Pressefoto von Goldroger
Interviews

Goldroger im Interview über sein neues Tape

Diskman Antishock II

Der Kölner Rapper hat im letzten November den ersten Teil zu Diskman Antishock veröffentlicht und darauf folgt nun am 8.5 der zweite. Nachdem der Feuillton-Liebling durch sein Konzeptalbum Avrakadavra 2016 immer mehr in die Mitte der Rap-Journalistischen Berichterstattung gerückt ist, veröffentlicht er nun mit der Diskman Antishock Reihe ein ungebundeneres Tape. Goldroger steht für Mehrdimensionalität in seinen Texten und den Beatstrukturen, welche von Dienst & Schulter executive produced werden. Doch mehr dazu jetzt hier in unserem Gespräch!

Ich bin bei meiner Recherche auf eine Art „Gründungsmythos“ von Avrakadvra gestoßen…

Goldroger: Ursprünglich sollte Avra von elektronischeren Sounds geprägt sein. Ich bin damals mit Dienst & Schulter und Mogli in die Eifel gefahren, um das Album zu produzieren. Doch dann haben wir so eine Platte aus den 60ern gesamplet und damit war der ganze ursprüngliche Plan eigentlich über den Haufen geworfen, als ich meinte, dass wir jetzt eine etwas Beatles-inspirierte Platte machen. Ich weiß noch, dass Mogli das damals gar nicht so geil fand, weil das überhaupt nicht seine Soundwelt ist. Danach habe ich mit Moritz & Hendrik (Anm. d. Red. Dienst & Schulter) einige Konzerte gespielt und so hat es sich ergeben, dass wir direkt in die nächste Platte reingeslidet sind.

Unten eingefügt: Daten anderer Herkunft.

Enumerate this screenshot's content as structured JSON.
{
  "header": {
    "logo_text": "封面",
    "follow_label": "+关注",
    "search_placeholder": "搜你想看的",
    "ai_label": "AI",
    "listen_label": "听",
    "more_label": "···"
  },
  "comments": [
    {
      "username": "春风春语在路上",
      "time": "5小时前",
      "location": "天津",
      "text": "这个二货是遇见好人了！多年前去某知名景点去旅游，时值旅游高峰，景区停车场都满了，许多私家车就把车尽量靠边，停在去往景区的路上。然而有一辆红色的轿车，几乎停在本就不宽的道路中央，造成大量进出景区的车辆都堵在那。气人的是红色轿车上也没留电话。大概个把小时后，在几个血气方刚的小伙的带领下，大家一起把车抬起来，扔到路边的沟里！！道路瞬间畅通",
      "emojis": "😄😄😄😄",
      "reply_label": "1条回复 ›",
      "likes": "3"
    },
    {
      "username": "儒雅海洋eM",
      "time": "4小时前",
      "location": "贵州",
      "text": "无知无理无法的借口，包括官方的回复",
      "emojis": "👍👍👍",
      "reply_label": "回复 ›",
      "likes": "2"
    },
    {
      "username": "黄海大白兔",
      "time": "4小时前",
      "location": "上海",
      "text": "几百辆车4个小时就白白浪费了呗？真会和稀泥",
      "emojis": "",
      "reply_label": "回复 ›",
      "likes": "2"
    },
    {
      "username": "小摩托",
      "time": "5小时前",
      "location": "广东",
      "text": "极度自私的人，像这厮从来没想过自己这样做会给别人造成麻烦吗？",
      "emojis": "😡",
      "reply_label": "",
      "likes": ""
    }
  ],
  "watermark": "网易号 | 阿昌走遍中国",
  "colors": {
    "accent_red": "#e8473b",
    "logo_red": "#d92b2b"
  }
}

Gibt es solch einen „Gründungsmythos“ denn auch zu „Diskman Antishock“?

Goldroger: Diesmal war der Mythos, dass wir gar nicht so richtig dazu kamen Mucke zu machen und ich auch eine längere Schreibblockade hatte. Ich kam dann irgendwann zu dem Punkt, wo ich mir dachte: „Mir ist das alles jetzt so krank scheiß-egal!“ Ich war wirklich kurz an dem Punkt, wo ich dachte, dass ich Musik jetzt an den Nagel hänge – Ich hatte einfach keine Lust mehr. Dann hab‘ ich 40 Songs in einem Monat geschrieben. Zwar nicht bis ins kleinste Detail ausformuliert, aber schon Demos, die recht weit waren. Zum Beispiel waren „Speedball Drive“ und „Potion“ Teil dieser Demos und im Endeffekt auch eins zu eins, wie sie dann auf der Platte gelandet sind. Aus diesem Pool an Demos hat sich bisher dieser Diskman Antishock-Kosmos gespeist.

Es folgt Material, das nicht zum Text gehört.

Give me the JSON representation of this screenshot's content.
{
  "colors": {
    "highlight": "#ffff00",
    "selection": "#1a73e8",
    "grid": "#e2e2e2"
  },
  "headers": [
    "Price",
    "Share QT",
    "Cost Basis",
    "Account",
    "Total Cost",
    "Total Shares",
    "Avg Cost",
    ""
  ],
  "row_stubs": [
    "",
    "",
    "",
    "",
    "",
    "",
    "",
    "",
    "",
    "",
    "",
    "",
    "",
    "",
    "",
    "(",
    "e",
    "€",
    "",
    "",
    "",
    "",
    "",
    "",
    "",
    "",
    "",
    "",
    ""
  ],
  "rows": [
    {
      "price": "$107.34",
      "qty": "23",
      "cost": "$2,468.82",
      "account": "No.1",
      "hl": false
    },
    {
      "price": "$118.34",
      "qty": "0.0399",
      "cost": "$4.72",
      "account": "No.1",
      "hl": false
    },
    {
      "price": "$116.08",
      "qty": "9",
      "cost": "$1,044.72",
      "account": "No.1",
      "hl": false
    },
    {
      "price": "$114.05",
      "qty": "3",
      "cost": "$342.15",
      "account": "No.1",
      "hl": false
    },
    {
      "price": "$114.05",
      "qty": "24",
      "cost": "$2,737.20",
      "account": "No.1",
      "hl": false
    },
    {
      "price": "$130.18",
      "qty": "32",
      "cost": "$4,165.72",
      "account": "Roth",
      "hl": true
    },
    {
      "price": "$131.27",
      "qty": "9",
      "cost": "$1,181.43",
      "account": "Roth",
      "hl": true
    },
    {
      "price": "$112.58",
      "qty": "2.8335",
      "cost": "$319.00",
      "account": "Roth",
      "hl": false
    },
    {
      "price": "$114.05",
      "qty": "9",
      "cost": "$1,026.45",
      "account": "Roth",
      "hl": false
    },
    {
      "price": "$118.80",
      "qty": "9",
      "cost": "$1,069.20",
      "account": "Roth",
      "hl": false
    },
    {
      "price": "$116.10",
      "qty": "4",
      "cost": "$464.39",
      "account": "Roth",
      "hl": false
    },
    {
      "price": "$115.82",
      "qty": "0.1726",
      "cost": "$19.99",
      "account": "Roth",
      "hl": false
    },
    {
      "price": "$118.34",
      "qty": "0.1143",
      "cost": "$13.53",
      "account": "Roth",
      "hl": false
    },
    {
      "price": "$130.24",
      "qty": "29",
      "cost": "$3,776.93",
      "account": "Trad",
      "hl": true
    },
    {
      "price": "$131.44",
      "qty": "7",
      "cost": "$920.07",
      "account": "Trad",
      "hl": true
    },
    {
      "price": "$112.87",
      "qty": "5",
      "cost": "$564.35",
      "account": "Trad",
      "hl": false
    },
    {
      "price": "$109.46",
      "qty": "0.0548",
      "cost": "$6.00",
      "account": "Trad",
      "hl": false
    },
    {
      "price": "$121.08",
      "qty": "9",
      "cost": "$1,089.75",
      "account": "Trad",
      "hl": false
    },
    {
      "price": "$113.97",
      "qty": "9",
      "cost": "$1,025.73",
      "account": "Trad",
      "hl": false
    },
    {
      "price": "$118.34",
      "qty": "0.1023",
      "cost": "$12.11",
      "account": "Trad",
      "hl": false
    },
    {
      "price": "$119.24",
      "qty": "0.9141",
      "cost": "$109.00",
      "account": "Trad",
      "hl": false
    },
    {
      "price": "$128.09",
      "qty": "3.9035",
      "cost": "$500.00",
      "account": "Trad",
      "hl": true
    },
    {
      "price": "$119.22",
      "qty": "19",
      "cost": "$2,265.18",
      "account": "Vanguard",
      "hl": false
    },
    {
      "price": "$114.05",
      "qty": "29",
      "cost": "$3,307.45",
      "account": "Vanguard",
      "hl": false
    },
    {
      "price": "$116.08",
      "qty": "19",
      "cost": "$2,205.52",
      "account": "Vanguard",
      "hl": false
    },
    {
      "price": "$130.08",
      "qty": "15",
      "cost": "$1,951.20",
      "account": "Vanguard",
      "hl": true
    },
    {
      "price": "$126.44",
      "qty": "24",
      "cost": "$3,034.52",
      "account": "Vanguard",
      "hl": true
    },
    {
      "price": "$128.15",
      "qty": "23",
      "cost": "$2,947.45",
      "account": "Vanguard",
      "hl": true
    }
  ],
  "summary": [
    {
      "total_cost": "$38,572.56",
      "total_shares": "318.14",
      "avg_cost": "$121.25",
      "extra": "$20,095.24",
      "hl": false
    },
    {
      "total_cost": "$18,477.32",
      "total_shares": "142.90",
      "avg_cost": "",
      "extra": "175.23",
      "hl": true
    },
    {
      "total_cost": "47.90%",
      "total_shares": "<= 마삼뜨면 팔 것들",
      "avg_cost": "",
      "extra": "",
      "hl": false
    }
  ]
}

Wenn man dich 2018 auf deiner Festival-Tour gesehen hat, konnte man Songs von dir hören, die es so nicht in deine Diskographie geschafft haben…

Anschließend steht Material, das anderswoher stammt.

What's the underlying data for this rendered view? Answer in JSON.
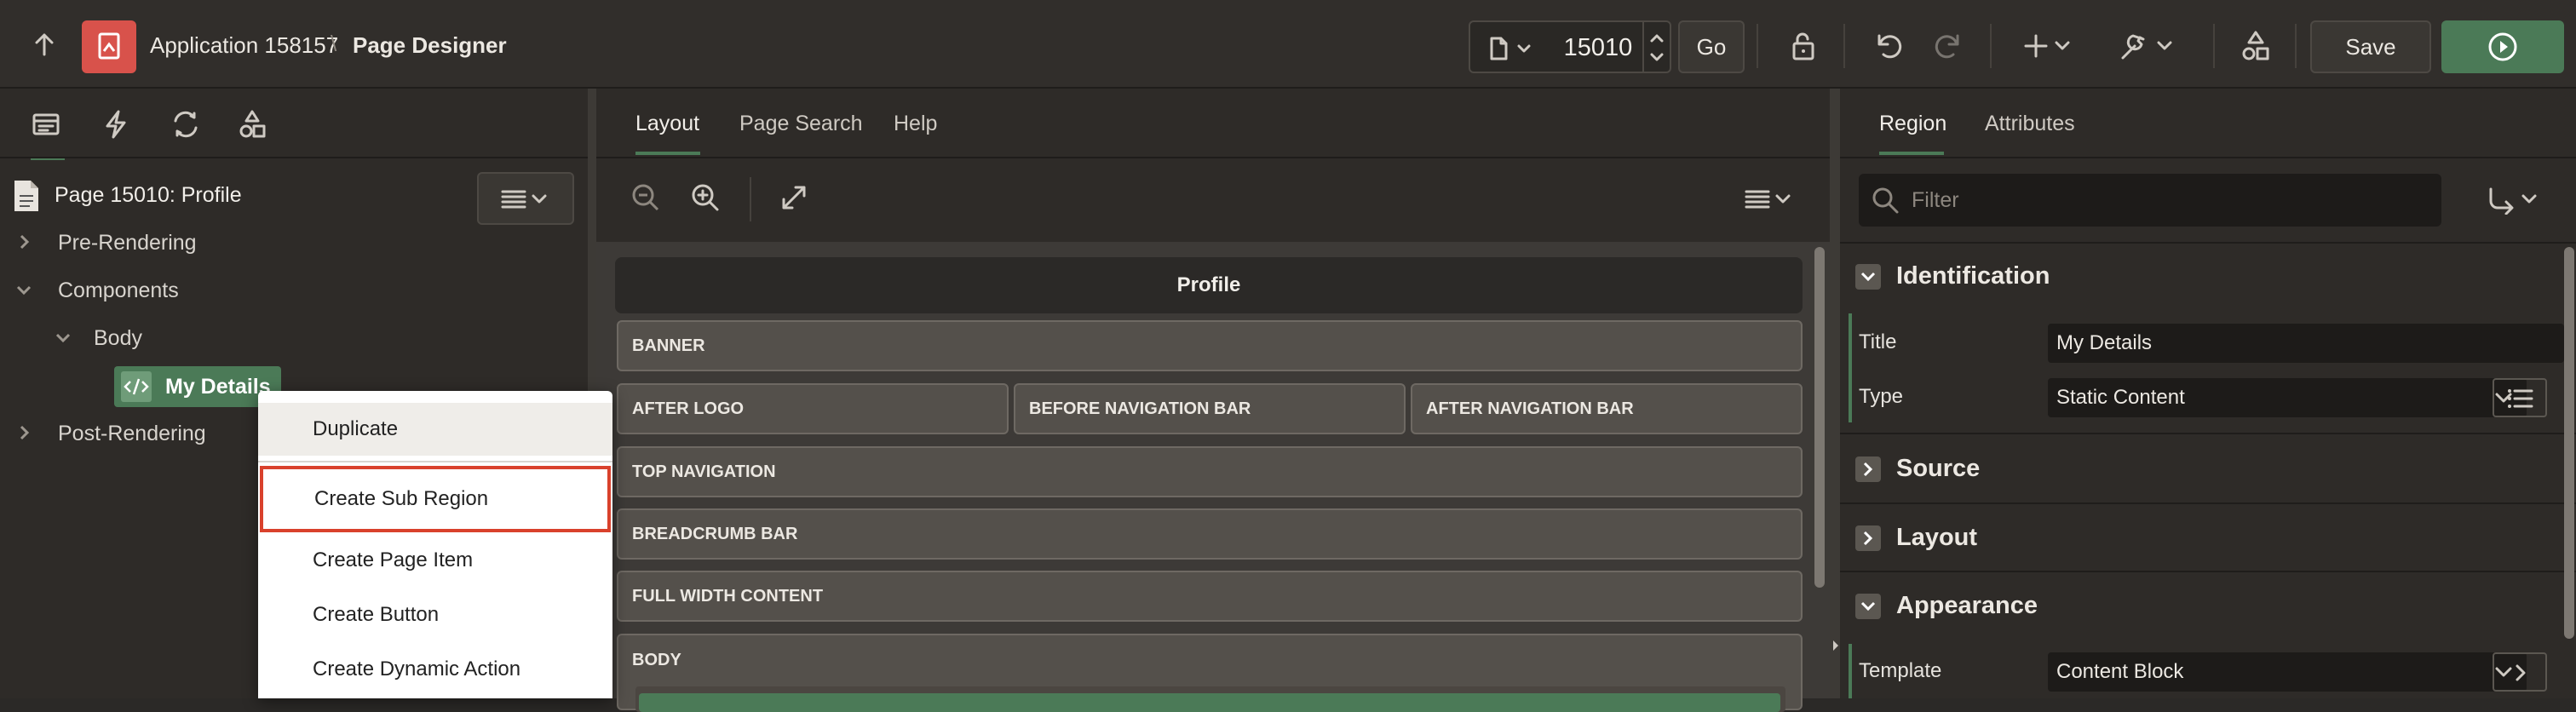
{
  "topbar": {
    "app_name": "Application 158157",
    "separator": "\\",
    "page_designer": "Page Designer",
    "page_number": "15010",
    "go_label": "Go",
    "save_label": "Save"
  },
  "left": {
    "page_title": "Page 15010: Profile",
    "tree": {
      "pre_rendering": "Pre-Rendering",
      "components": "Components",
      "body": "Body",
      "my_details": "My Details",
      "post_rendering": "Post-Rendering"
    }
  },
  "context_menu": {
    "items": [
      "Duplicate",
      "Create Sub Region",
      "Create Page Item",
      "Create Button",
      "Create Dynamic Action"
    ],
    "highlighted": "Create Sub Region"
  },
  "center": {
    "tabs": [
      "Layout",
      "Page Search",
      "Help"
    ],
    "active_tab": "Layout",
    "page_title": "Profile",
    "regions": {
      "banner": "BANNER",
      "after_logo": "AFTER LOGO",
      "before_navigation_bar": "BEFORE NAVIGATION BAR",
      "after_navigation_bar": "AFTER NAVIGATION BAR",
      "top_navigation": "TOP NAVIGATION",
      "breadcrumb_bar": "BREADCRUMB BAR",
      "full_width_content": "FULL WIDTH CONTENT",
      "body": "BODY"
    }
  },
  "right": {
    "tabs": [
      "Region",
      "Attributes"
    ],
    "active_tab": "Region",
    "filter_placeholder": "Filter",
    "sections": {
      "identification": "Identification",
      "source": "Source",
      "layout": "Layout",
      "appearance": "Appearance"
    },
    "fields": {
      "title_label": "Title",
      "title_value": "My Details",
      "type_label": "Type",
      "type_value": "Static Content",
      "template_label": "Template",
      "template_value": "Content Block"
    }
  },
  "colors": {
    "accent_green": "#4b7a57",
    "app_icon_red": "#d8524b",
    "highlight_border": "#d9412c"
  }
}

Goldroger: Ja genau, der eine hieß „Geld ist nicht alles“ und der andere hieß „Playback“. Die fand ich dann irgendwann nicht mehr so geil, deshalb sind sie auch auf keine Platte gelandet. Wobei wir „Playback“ noch auf der letzten Diskman-Tour gespielt haben, weil der Beat relativ krass reinballert. Letztendlich hat der aber nicht den Cut fürs Album gemacht. Dort sind nur Songs drauf, die in diesem Wahn entstanden sind.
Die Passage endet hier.